3 ways data can make Solar for All a massive success

Nate Kinsey
VP of External Affairs

Earlier this week, the Biden administration made an Earth Day splash by announcing the recipients of its highly-anticipated Solar for All grants. Sixty awardees – spanning states, territories, Tribal governments, municipalities, and nonprofits – will receive a combined $7 billion to bring solar power to over 900,000 households across the country. 

Each project will be geared toward expanding access to solar power in low-income and disadvantaged communities, ensuring the communities that need it most are able to experience lower energy bills, new job opportunities, and a decreased reliance on fossil fuels. 

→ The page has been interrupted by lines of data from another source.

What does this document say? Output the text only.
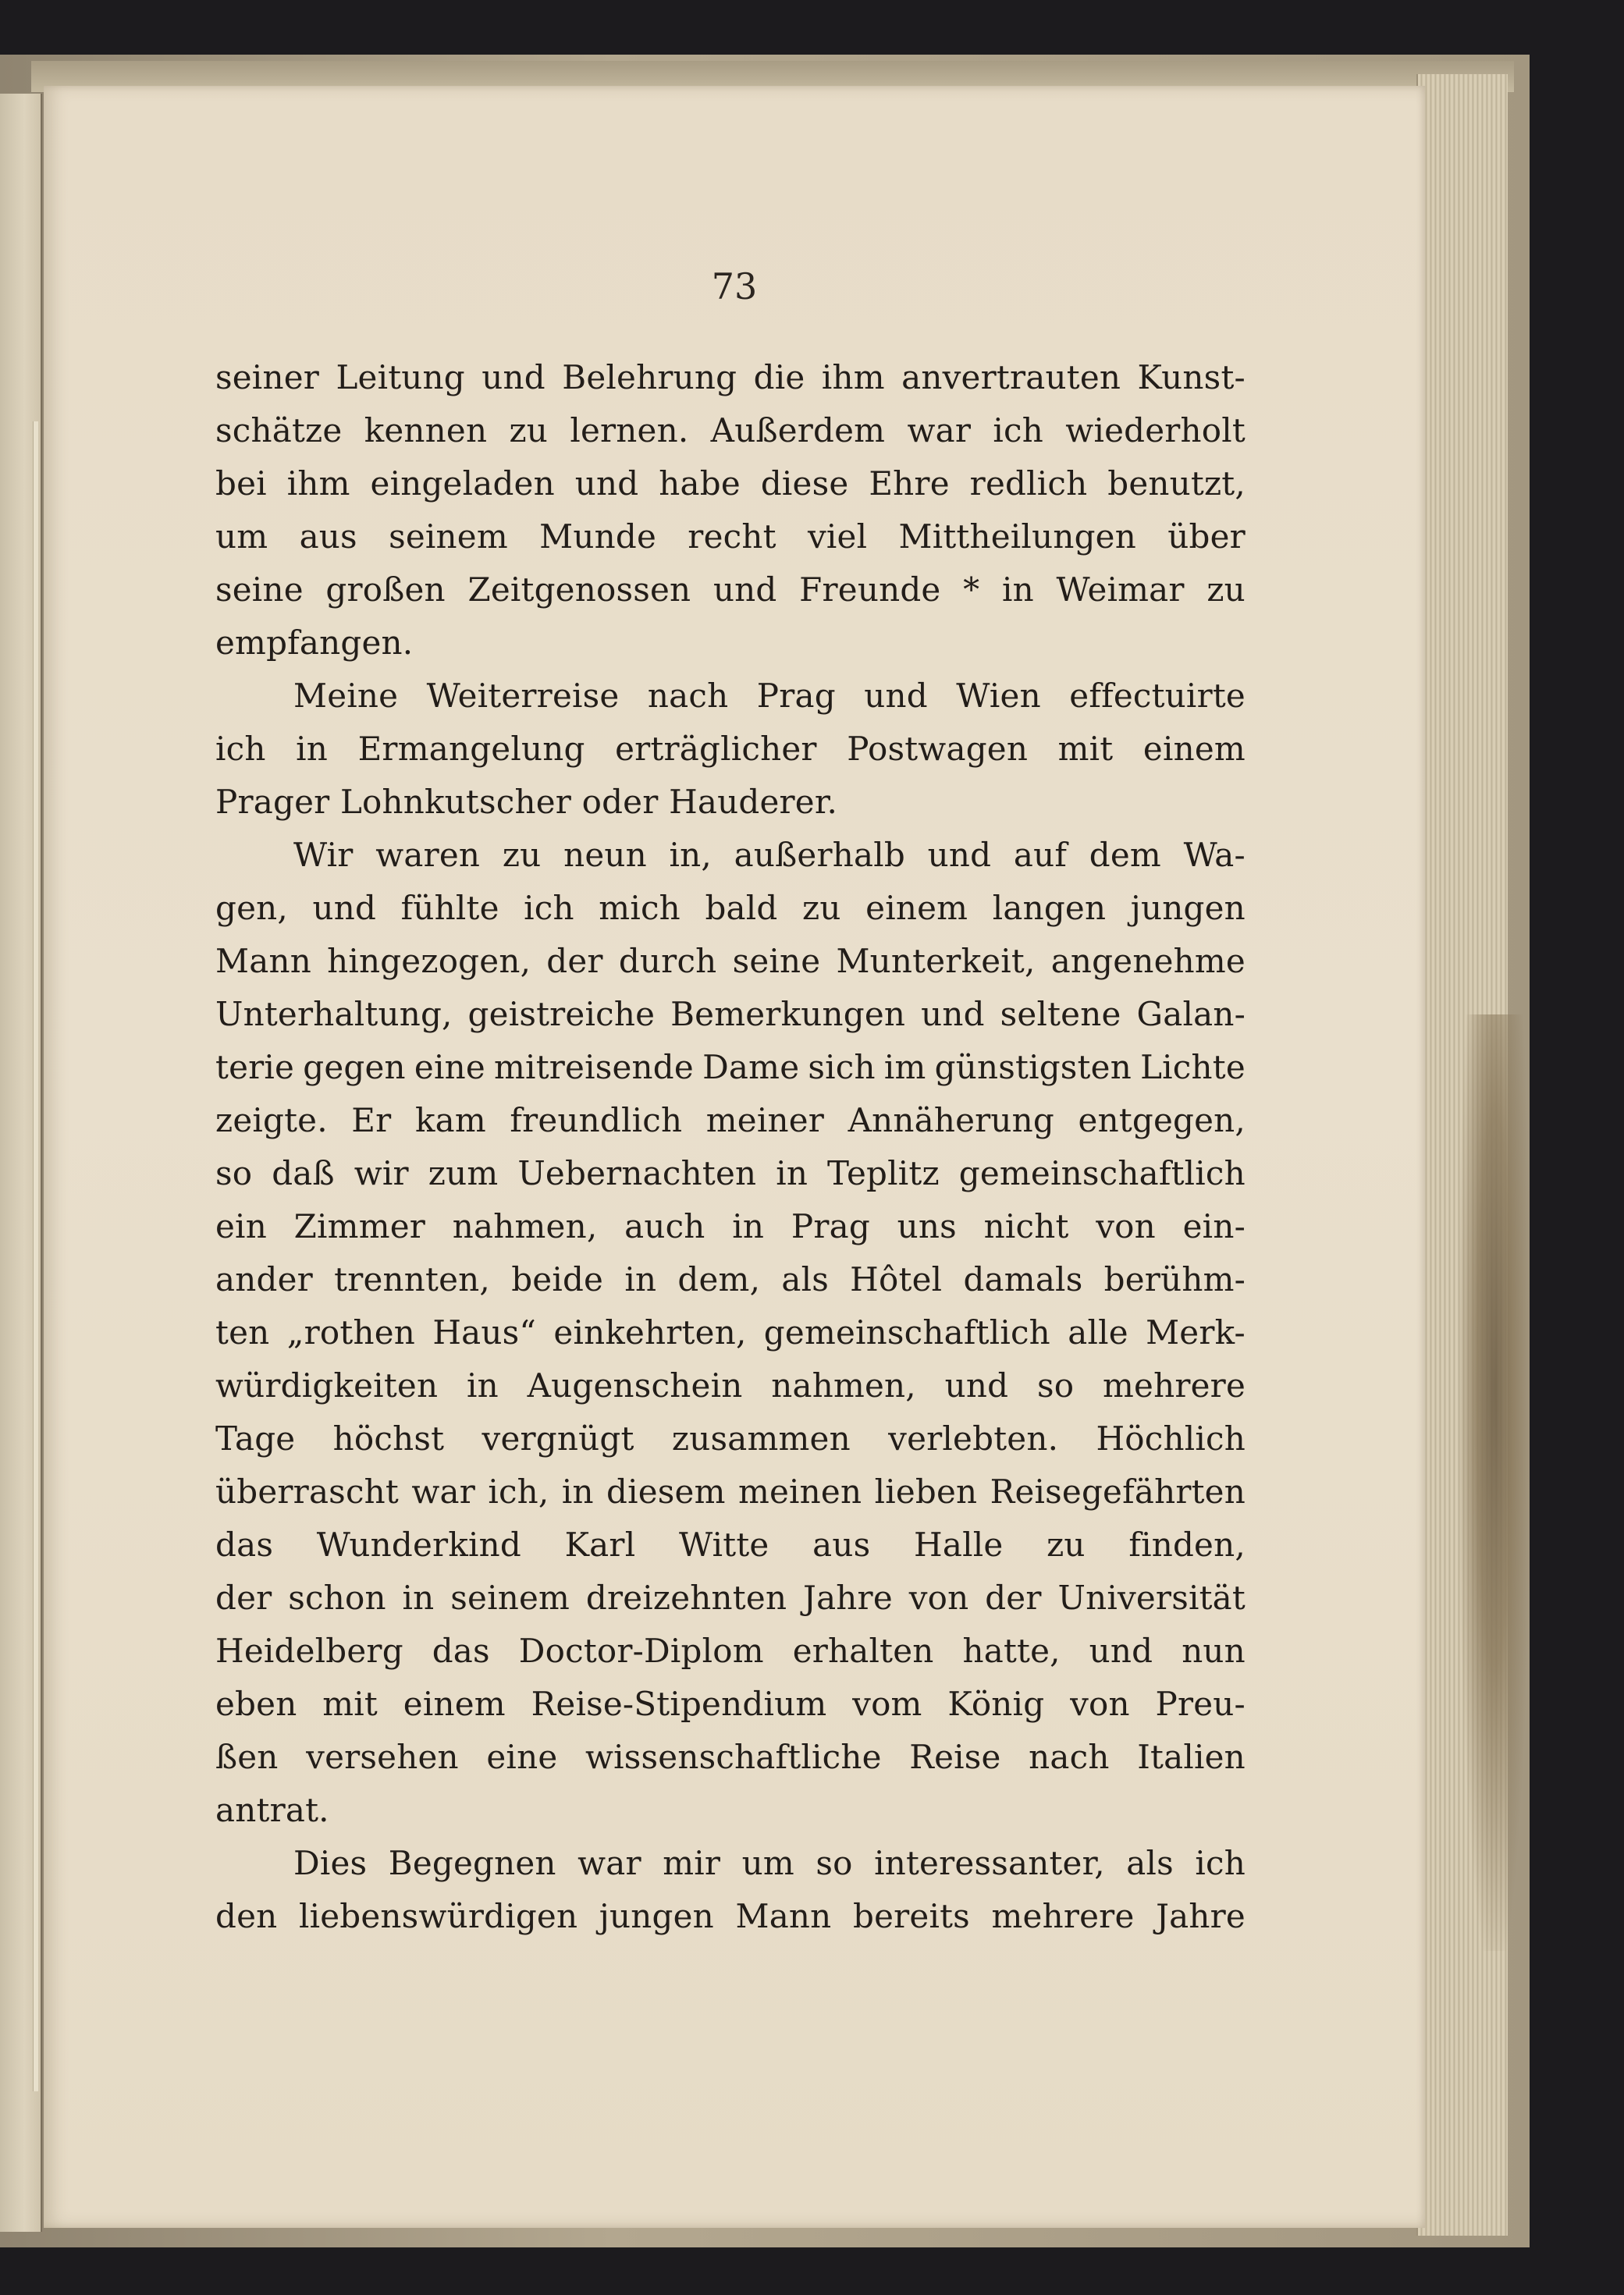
73
seiner Leitung und Belehrung die ihm anvertrauten Kunst-
schätze kennen zu lernen. Außerdem war ich wiederholt
bei ihm eingeladen und habe diese Ehre redlich benutzt,
um aus seinem Munde recht viel Mittheilungen über
seine großen Zeitgenossen und Freunde * in Weimar zu
empfangen.
Meine Weiterreise nach Prag und Wien effectuirte
ich in Ermangelung erträglicher Postwagen mit einem
Prager Lohnkutscher oder Hauderer.
Wir waren zu neun in, außerhalb und auf dem Wa-
gen, und fühlte ich mich bald zu einem langen jungen
Mann hingezogen, der durch seine Munterkeit, angenehme
Unterhaltung, geistreiche Bemerkungen und seltene Galan-
terie gegen eine mitreisende Dame sich im günstigsten Lichte
zeigte. Er kam freundlich meiner Annäherung entgegen,
so daß wir zum Uebernachten in Teplitz gemeinschaftlich
ein Zimmer nahmen, auch in Prag uns nicht von ein-
ander trennten, beide in dem, als Hôtel damals berühm-
ten „rothen Haus“ einkehrten, gemeinschaftlich alle Merk-
würdigkeiten in Augenschein nahmen, und so mehrere
Tage höchst vergnügt zusammen verlebten. Höchlich
überrascht war ich, in diesem meinen lieben Reisegefährten
das Wunderkind Karl Witte aus Halle zu finden,
der schon in seinem dreizehnten Jahre von der Universität
Heidelberg das Doctor-Diplom erhalten hatte, und nun
eben mit einem Reise-Stipendium vom König von Preu-
ßen versehen eine wissenschaftliche Reise nach Italien
antrat.
Dies Begegnen war mir um so interessanter, als ich
den liebenswürdigen jungen Mann bereits mehrere Jahre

Deploying these projects quickly and efficiently for the maximum impact (both cost savings and climate impact) comes down to one thing: data. Here are three key ways to leverage data and make Solar for All a success.

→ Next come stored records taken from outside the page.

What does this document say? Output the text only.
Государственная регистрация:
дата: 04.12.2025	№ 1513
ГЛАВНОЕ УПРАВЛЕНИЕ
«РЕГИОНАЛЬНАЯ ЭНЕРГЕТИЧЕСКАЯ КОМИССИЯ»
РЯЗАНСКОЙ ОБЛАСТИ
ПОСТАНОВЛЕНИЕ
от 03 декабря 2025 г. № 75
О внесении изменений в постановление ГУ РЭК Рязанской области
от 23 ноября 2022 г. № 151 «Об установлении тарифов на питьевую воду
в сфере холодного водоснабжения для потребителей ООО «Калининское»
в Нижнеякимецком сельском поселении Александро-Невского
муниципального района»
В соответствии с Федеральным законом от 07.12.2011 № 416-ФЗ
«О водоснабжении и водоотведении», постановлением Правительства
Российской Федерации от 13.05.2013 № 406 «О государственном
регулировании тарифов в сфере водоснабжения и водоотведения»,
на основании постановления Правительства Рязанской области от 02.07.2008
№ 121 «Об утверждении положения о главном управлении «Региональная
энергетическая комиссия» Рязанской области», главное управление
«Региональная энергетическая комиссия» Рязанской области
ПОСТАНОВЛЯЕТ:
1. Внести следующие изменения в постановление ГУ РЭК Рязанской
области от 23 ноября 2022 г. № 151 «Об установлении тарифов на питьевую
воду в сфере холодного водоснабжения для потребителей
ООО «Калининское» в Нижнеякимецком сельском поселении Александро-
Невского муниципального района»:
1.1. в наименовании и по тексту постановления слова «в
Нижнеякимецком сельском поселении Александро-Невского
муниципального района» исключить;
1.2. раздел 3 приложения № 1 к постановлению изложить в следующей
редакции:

Use data to qualify homes 

To achieve Solar for All’s goal of expanding solar access to 900,000 US households – either through rooftop solar installations or community solar programs – implementers will need to identify and qualify households as quickly and cheaply as possible. This can be done by leveraging different types of data: permit data, utility data, and modeling data.

Household-level permit data, accessible through companies like Shovels.AI, can quickly identify which households, for example, will need a new roof as part of the program. Household utility data, accessible through UtilityAPI, can identify households with high utility bills or past-due utility bills that will benefit the most from the program. And solar modeling companies like Aurora Solar can leverage a wide variety of data sources to model a solar system design in a matter of minutes. 

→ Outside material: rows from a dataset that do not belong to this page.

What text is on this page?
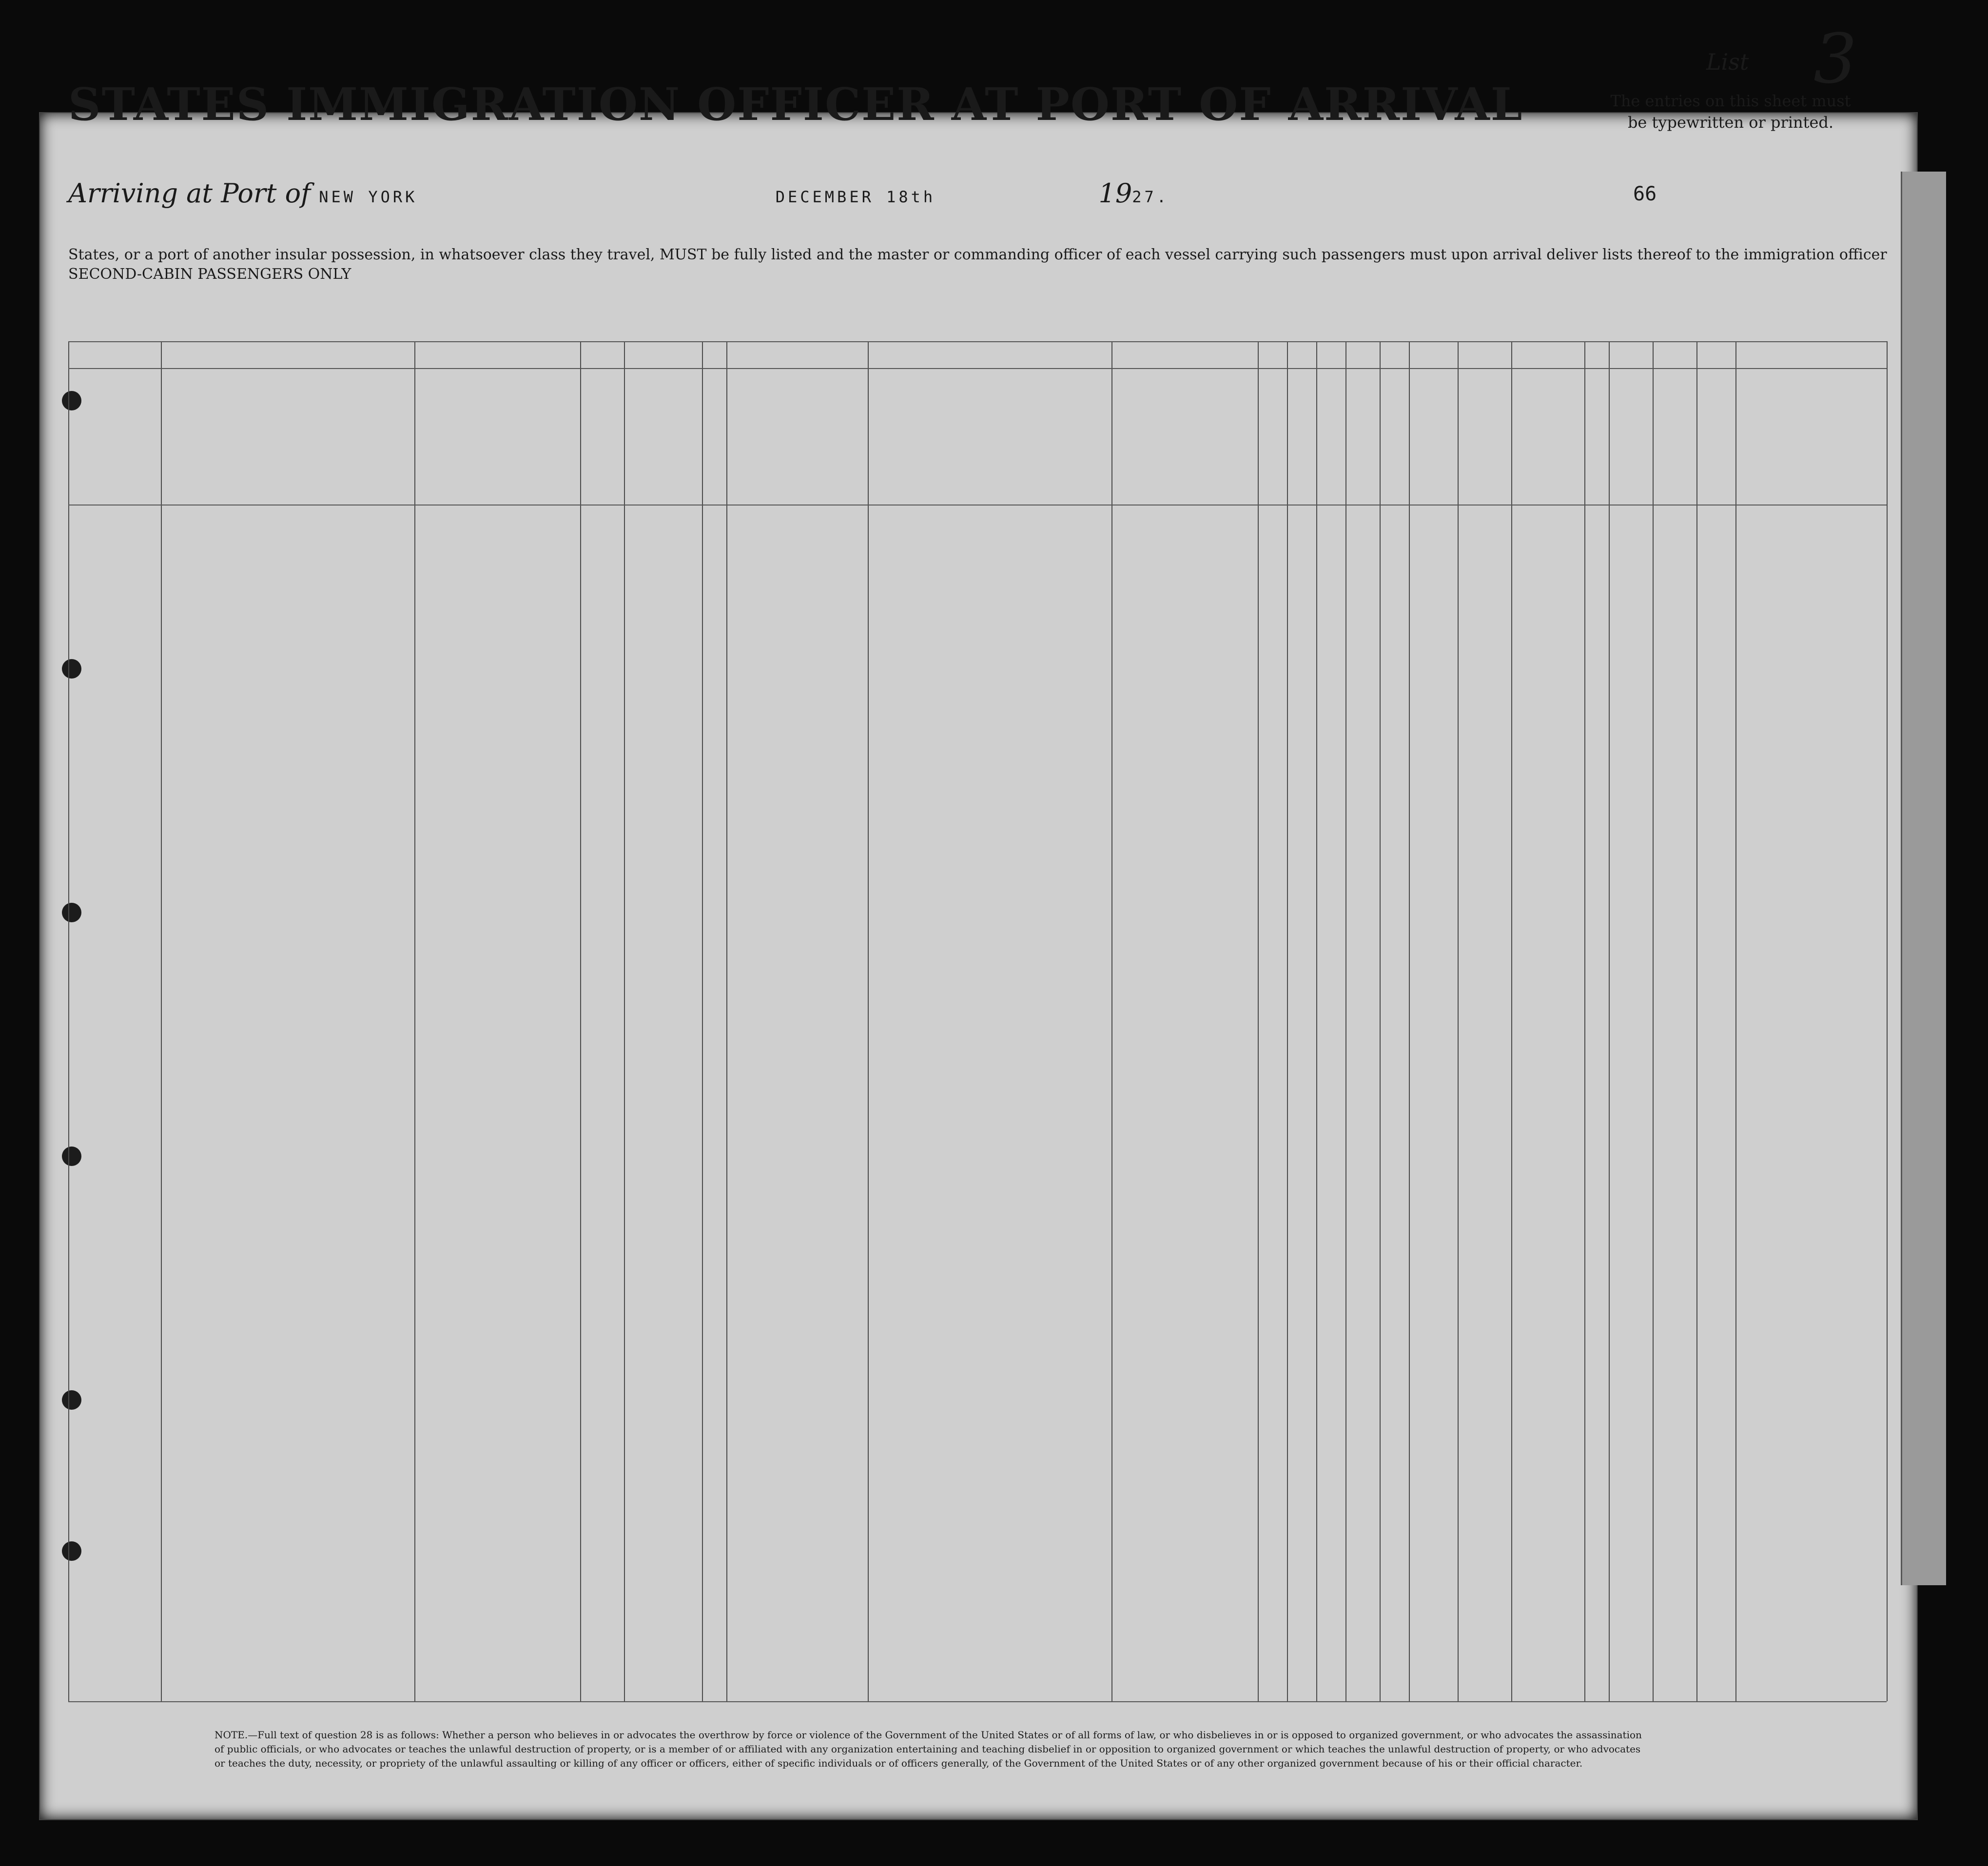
List 3
STATES IMMIGRATION OFFICER AT PORT OF ARRIVAL	The entries on this sheet must
be typewritten or printed.
States, or a port of another insular possession, in whatsoever class they travel, MUST be fully listed and the master or commanding officer of each vessel carrying such passengers must upon arrival deliver lists thereof to the immigration officer
SECOND-CABIN PASSENGERS ONLY
Arriving at Port of NEW YORK	DECEMBER 18th	1927.	66
NOTE.—Full text of question 28 is as follows: Whether a person who believes in or advocates the overthrow by force or violence of the Government of the United States or of all forms of law, or who disbelieves in or is opposed to organized government, or who advocates the assassination of public officials, or who advocates or teaches the unlawful destruction of property, or is a member of or affiliated with any organization entertaining and teaching disbelief in or opposition to organized government or which teaches the unlawful destruction of property, or who advocates or teaches the duty, necessity, or propriety of the unlawful assaulting or killing of any officer or officers, either of specific individuals or of officers generally, of the Government of the United States or of any other organized government because of his or their official character.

All of this data can be collected and utilized before a community-based organization engages with a household, keeping costs low and maximizing the program’s impact. As recipients develop their go-to-market plans and strategies, they should work to keep data at the center of their engagement strategy.

Use data to quantify emissions savings

Reducing carbon emissions is a cornerstone of the Solar for All program, but many states and implementing partners are planning to use existing tools that estimate emissions savings instead of actually measuring them. Here again, is another opportunity for Solar for All recipients to leverage data to keep costs low and program accountability high.

One example of how this could work is WattCarbon’s Energy Attribute Tracking System (WEATS), which uses customer usage data to quantify the emissions impacts of different distributed energy resources, including rooftop solar, on an hour-by-hour basis across the country. Because the power grid is cleaner in some places than others, solar deployed in Georgia will have a different impact than solar deployed in Nevada, and how solar impacts each household’s energy usage will vary. 

Now is the time to retire old models that estimate carbon emissions and leverage data to precisely and transparently track emissions impacts on a household-by-household basis. 

Support data access platforms to make data available

Finally, the Solar for All program and the rest of the Inflation Reduction Act create a generational opportunity to advance the deployment of data access platforms nationwide. 

Roughly a decade after the Obama administration initiated the Green Button initiative, utilities across the country have made progress in making customer data securely and digitally accessible to the clean energy industry, but much work remains.

To maximize the impact of Solar for All and all of the other new federal programs, governors, mayors, legislatures, and all stakeholders nationwide should come together to support investment in data access platforms. Doing so will save time, money, and hassle – all precious commodities as the impacts of climate change accelerate.